The writer is a socio-cultural critic pursuing doctoral research at the University of Warwick.

The United Nations HQ at New York City

The United Nations HQ at New York City

Is a wind of change blowing across Singapore? It seems so, if unprecedented moves on its political front are to be believed.

These range from a possible cut to its million-dollar ministerial salaries, to a trimmer cabinet without Lee Kuan Yew. In its drive to embrace reform after a poor electoral performance, the People’s Action Party (PAP) has sworn to leave no stones unturned. All save foreign affairs, that is.

Judging by the tack taken by some members of its younger and leaner cabinet, foreign affairs is possibly the one area where liberalisation seems wanting.

Singapore’s new foreign minister K Shanmugam appeals to realpolitik’s darker side when he describes international relations as being in a “jungle with animals of different sizes” where “the biggest and fiercest are usually the kings”. His strategy of manoeuvring around this dog-eat-dog world is premised on dispensing equitable deals that “leave something on the table for everyone”.

The same conservative stance typifies the discourse of acting minister Chan Chun Sing. On the campaign trail, the PAP’s posterboy for its next generation of leaders raises the spectre of Singapore’s vulnerability by likening it to a yacht sailing precariously among supertankers in the turbulent waters of global developments.

Having spent three years in Jakarta as a military officer, Chan depicts the “happy relationship” Singapore has with Indonesia as “unnatural” if one considers that the latter “reproduces one Singapore per year”.

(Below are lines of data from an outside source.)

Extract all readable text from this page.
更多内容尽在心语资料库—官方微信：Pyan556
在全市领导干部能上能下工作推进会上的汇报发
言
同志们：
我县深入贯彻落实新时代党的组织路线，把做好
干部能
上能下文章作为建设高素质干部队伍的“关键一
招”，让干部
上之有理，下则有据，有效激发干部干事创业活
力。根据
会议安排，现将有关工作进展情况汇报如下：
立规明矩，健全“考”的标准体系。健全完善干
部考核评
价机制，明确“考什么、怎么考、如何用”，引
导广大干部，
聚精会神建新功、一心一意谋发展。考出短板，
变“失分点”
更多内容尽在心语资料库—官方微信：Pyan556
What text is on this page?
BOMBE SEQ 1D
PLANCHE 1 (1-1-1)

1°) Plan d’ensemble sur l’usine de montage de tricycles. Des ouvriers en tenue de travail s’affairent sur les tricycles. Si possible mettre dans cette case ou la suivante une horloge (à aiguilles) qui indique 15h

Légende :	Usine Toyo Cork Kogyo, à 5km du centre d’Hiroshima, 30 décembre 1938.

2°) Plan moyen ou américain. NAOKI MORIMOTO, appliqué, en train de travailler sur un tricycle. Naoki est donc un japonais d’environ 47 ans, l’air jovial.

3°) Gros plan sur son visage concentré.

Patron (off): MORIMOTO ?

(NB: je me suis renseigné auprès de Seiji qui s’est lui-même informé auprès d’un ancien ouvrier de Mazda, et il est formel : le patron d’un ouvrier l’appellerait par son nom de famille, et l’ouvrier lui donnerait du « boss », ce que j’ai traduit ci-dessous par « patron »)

While Singapore has always taken a practical view of foreign affairs, these analogies belie a deeper sense of suspicion on diplomacy than that practised by George Yeo, its former foreign minister who was ousted after losing his group representation constituency at the recent election. Yeo’s tenure was not perfect, but it was characterised by an atmosphere of intense goodwill, culminating in the signing of the Association of Southeast Asian Nations charter in 2007 when Singapore was chair of the regional grouping.

Yet the PAP’s stark disregard to liberalise foreign affairs should come as no surprise given that this was not an election issue.

At a time when Singaporeans are feeling threatened by the high influx of migrant workers, the opposition parties would not have won much sympathisers had they campaign on foreign issues. As Singaporeans look to protect their own amidst the widening income gap, concerns over high ministerial salaries are more pertinent.

With little impetus to make any real change, it seems that the PAP’s foreign policy looks set to stay conservative even as all else are being liberalised. Why fix something that is not seen to be broken?